Archbishop who opposed Pope Francis says he faces schism accusation

FILE PHOTO: Archbishop Carlo Maria Vigano speaks during a pro-life youth Mass at the Verizon Center in Washington

VATICAN CITY (Reuters) - Archbishop Carlo Maria Vigano, a senior Italian churchman who had called for Pope Francis to resign, said on Thursday he has been accused by the Vatican of schism and denying the pope's legitimacy.

Vigano, the papal envoy in Washington from 2011-2016, said he had been summoned to the Palace of the Holy Office at the Vatican on Thursday, either in person or via a canon lawyer.

"I assume that the sentence has already been prepared, given that it is an extrajudicial process," he said on X, referring to a fast-track mechanism used by the Church.

Vigano, the papal envoy in Washington from 2011-2016, did not say whether he attended or was represented.

The archbishop went into hiding in 2018 after conservative media published an 11-page statement in which he alleged the pope knew for years about sexual misconduct by an American cardinal and did nothing about it.

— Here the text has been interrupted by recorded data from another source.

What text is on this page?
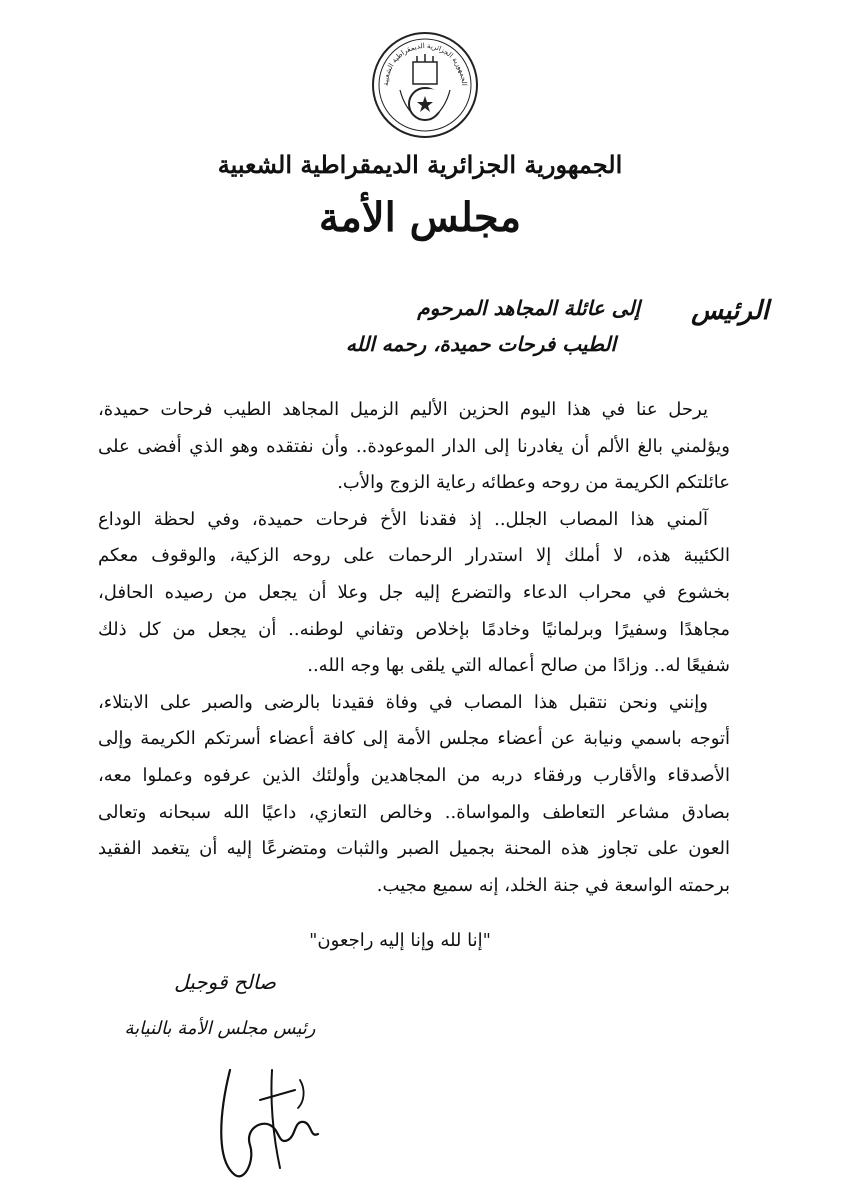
الجمهورية الجزائرية الديمقراطية الشعبية
الجمهورية الجزائرية الديمقراطية الشعبية
مجلس الأمة
الرئيس
إلى عائلة المجاهد المرحوم
الطيب فرحات حميدة، رحمه الله
يرحل عنا في هذا اليوم الحزين الأليم الزميل المجاهد الطيب فرحات حميدة،
ويؤلمني بالغ الألم أن يغادرنا إلى الدار الموعودة.. وأن نفتقده وهو الذي أفضى على
عائلتكم الكريمة من روحه وعطائه رعاية الزوج والأب.
آلمني هذا المصاب الجلل.. إذ فقدنا الأخ فرحات حميدة، وفي لحظة الوداع
الكئيبة هذه، لا أملك إلا استدرار الرحمات على روحه الزكية، والوقوف معكم
بخشوع في محراب الدعاء والتضرع إليه جل وعلا أن يجعل من رصيده الحافل،
مجاهدًا وسفيرًا وبرلمانيًا وخادمًا بإخلاص وتفاني لوطنه.. أن يجعل من كل ذلك
شفيعًا له.. وزادًا من صالح أعماله التي يلقى بها وجه الله..
وإنني ونحن نتقبل هذا المصاب في وفاة فقيدنا بالرضى والصبر على الابتلاء،
أتوجه باسمي ونيابة عن أعضاء مجلس الأمة إلى كافة أعضاء أسرتكم الكريمة وإلى
الأصدقاء والأقارب ورفقاء دربه من المجاهدين وأولئك الذين عرفوه وعملوا معه،
بصادق مشاعر التعاطف والمواساة.. وخالص التعازي، داعيًا الله سبحانه وتعالى
العون على تجاوز هذه المحنة بجميل الصبر والثبات ومتضرعًا إليه أن يتغمد الفقيد
برحمته الواسعة في جنة الخلد، إنه سميع مجيب.
"إنا لله وإنا إليه راجعون"
صالح قوجيل
رئيس مجلس الأمة بالنيابة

The Vatican has rejected the accusation of a cover-up of sexual misconduct. It was not immediately available for comment on Thursday.

Vigano said he was informed of the accusations against him by the Vatican's doctrinal office, the Dicastery for the Doctrine of the Faith.

"I regard the accusations against me as an honor," he added.

The Vatican document warned Vigano that he would be judged in his absence should he fail to appear, or to provide a written defence submitted by June 28.

Possible punishments could include removal from religious office or a bar on exercising the ministry.

"Archbishop Vigano has taken some attitudes and some actions for which he must answer," Cardinal Pietro Parolin, the Vatican's secretary of state, was quoted as saying in a report on the Vatican News website.

Italian media reported in the past that Vigano was upset because he was never made a cardinal by former Pope Benedict or because Francis blocked his further advancement in the Church.